Of course it can--anything can be quantified
I think hyper-rationalism like this is misguided. Some things aren't quantitative, and to try to make you are asking for distortion and neglect of something important. A person's worth to society is a fuzzy concept outside of a particular tradition about it. You can limit your definition of worth to things that can be quantified, and limit your definition of society to some discrete, static entity in a transactional relation to an individual. But that just answers the question with a tautology. The only thing you are measuring then is the extent of your own model.
Did you read the rest of my post?
I certainly did at least and still think it is wrong (misguided, really).

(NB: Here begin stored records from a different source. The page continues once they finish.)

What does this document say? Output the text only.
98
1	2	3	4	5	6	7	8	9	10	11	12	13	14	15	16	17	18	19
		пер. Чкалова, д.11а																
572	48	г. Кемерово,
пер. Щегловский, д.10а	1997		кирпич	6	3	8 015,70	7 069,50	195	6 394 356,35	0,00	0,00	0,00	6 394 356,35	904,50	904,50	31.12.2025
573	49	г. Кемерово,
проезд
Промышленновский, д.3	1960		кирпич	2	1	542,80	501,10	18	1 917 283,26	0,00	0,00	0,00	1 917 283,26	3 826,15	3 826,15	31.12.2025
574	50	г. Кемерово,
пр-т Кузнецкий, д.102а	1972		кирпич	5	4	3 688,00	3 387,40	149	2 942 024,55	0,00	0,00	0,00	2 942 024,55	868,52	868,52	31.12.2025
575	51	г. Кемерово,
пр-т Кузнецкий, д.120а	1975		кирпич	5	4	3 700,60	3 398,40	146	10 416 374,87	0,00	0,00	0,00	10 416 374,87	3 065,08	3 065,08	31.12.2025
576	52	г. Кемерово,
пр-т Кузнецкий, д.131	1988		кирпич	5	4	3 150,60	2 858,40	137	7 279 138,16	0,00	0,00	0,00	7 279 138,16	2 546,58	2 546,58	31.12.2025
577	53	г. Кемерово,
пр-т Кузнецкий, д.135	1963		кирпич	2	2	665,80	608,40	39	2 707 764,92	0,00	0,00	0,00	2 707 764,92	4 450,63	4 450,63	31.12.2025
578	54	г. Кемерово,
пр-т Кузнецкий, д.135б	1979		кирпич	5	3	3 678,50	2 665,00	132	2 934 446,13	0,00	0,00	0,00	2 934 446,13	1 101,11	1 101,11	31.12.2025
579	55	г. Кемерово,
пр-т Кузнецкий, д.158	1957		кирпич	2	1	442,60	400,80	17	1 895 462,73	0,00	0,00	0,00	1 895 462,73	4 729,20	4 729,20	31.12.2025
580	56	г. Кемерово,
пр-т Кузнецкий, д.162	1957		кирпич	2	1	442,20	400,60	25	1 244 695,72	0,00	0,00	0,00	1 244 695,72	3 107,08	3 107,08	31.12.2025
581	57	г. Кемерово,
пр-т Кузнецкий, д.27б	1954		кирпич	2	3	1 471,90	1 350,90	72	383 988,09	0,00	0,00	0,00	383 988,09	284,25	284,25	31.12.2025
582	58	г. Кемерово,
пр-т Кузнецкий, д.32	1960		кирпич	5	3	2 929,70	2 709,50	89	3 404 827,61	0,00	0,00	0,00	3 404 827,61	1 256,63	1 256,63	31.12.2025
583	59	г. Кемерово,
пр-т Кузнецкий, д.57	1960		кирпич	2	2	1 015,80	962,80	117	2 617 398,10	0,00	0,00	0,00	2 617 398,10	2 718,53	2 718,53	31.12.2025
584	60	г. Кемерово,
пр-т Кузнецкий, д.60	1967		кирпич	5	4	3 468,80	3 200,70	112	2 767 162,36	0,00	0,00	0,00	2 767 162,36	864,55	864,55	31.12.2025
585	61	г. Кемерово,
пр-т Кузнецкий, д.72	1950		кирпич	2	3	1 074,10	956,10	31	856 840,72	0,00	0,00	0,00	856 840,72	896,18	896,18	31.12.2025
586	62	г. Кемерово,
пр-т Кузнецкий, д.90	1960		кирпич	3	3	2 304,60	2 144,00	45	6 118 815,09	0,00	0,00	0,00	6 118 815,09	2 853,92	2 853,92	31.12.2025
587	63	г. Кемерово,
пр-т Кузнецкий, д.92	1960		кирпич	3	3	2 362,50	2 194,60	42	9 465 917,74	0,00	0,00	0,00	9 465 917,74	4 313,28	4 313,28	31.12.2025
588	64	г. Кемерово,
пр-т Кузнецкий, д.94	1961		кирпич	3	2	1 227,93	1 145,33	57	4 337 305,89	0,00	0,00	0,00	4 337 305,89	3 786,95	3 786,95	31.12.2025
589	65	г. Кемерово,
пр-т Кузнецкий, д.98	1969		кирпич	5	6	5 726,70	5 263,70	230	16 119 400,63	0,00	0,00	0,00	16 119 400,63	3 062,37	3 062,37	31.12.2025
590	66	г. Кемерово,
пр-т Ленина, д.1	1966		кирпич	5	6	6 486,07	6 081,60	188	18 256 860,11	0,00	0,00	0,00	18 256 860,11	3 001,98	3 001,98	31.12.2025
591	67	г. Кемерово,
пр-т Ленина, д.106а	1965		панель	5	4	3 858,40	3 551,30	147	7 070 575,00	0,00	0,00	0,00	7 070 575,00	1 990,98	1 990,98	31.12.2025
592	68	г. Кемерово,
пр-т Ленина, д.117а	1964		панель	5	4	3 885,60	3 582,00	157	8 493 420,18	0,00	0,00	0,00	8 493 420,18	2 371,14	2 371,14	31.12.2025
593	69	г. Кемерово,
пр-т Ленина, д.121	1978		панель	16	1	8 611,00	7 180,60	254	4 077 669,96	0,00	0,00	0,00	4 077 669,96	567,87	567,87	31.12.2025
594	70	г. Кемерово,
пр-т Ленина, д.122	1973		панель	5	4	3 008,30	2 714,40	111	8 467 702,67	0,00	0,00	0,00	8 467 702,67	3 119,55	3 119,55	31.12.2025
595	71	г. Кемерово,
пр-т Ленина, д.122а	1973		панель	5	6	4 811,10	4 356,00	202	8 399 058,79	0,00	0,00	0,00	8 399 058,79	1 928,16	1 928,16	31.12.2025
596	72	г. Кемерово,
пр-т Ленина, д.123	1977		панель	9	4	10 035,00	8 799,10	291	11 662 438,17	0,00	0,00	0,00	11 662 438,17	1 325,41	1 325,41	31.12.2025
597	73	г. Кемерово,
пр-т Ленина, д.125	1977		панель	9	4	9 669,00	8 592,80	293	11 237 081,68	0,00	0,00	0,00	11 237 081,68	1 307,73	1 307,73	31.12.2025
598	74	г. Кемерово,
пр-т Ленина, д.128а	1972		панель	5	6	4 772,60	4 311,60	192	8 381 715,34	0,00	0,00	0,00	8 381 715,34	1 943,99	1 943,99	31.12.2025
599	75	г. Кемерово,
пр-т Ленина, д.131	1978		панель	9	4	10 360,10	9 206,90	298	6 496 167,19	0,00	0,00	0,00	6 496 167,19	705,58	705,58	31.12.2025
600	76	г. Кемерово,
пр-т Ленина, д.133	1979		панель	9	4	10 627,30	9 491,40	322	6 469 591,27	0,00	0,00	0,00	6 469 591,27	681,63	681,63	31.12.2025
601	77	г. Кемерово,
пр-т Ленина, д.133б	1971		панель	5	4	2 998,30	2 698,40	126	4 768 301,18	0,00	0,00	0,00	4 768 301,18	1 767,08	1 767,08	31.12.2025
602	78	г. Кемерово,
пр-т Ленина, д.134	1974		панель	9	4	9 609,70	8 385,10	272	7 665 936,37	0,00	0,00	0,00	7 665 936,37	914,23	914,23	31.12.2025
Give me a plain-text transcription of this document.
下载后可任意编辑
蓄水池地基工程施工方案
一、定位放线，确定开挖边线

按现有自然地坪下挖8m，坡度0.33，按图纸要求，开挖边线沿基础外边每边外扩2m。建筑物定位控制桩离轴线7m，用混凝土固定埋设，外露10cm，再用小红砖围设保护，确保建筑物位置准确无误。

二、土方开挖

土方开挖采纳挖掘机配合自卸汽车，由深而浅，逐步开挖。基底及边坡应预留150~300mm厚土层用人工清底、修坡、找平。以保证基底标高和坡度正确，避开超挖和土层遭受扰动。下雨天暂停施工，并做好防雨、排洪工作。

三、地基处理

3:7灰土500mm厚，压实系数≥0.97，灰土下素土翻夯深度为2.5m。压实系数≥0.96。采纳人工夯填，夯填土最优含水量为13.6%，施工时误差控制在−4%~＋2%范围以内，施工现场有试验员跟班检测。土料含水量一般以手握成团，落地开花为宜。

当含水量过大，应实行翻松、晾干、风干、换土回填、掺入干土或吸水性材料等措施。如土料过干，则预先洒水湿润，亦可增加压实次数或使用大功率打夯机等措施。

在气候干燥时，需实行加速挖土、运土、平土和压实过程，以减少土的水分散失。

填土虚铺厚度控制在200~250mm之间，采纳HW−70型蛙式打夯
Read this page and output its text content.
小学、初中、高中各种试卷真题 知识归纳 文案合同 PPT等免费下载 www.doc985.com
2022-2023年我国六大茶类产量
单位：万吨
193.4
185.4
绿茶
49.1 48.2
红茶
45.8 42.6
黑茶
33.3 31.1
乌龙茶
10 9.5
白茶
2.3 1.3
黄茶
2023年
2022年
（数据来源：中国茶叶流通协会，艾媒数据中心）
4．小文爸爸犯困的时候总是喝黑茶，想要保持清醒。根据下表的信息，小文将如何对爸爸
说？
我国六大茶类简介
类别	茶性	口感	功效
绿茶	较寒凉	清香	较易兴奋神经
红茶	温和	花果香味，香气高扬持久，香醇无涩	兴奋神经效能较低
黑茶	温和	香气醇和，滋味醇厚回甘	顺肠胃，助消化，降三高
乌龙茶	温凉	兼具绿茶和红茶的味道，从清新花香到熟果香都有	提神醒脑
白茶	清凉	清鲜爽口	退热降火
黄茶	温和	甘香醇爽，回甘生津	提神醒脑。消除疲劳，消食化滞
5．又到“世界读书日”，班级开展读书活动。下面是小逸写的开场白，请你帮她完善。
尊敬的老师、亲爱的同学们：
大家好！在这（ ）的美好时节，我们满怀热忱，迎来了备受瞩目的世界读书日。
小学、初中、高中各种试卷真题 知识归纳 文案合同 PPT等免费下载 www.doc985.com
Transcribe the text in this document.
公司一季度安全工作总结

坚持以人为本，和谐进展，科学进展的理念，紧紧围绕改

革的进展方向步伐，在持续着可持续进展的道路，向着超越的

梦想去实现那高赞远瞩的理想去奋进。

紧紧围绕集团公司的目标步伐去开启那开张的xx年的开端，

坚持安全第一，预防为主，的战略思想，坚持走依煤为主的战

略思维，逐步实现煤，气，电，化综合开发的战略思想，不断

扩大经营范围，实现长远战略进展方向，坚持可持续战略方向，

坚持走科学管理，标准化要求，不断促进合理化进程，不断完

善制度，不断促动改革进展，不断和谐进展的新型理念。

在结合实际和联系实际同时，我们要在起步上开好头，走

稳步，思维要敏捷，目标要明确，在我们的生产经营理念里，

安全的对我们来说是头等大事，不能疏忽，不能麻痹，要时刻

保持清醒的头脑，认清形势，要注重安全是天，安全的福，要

My point is that it is hypothetically possible to quantify anything in the general sense of the term, but that it's effectively impossible to do so with any accuracy without omniscience (ie extremely detailed and accurate data), which doesn't exist for humanity. In that sense, I agree with shua's post. However, I disagree with the notion that unquantifiable things exist; I believe that some things are insufficiently quantifiable to an objective standard, but that doesn't mean you can't, through some process, assign such a value. To me, saying you can't quantify something at all says that you aren't trying hard enough. If that's misguided, so be it, but it's generally a moot point anyway.
I understand what you are saying but it is complete nonsense. The reason why we can't quantify 'value' is because simply the term has no fixed meaning and can only be based on entirely subjective premises. "Value" is an abstract concept like "love" or "happiness", now I don't suppose you can quantify either of those two even if we were omniscience.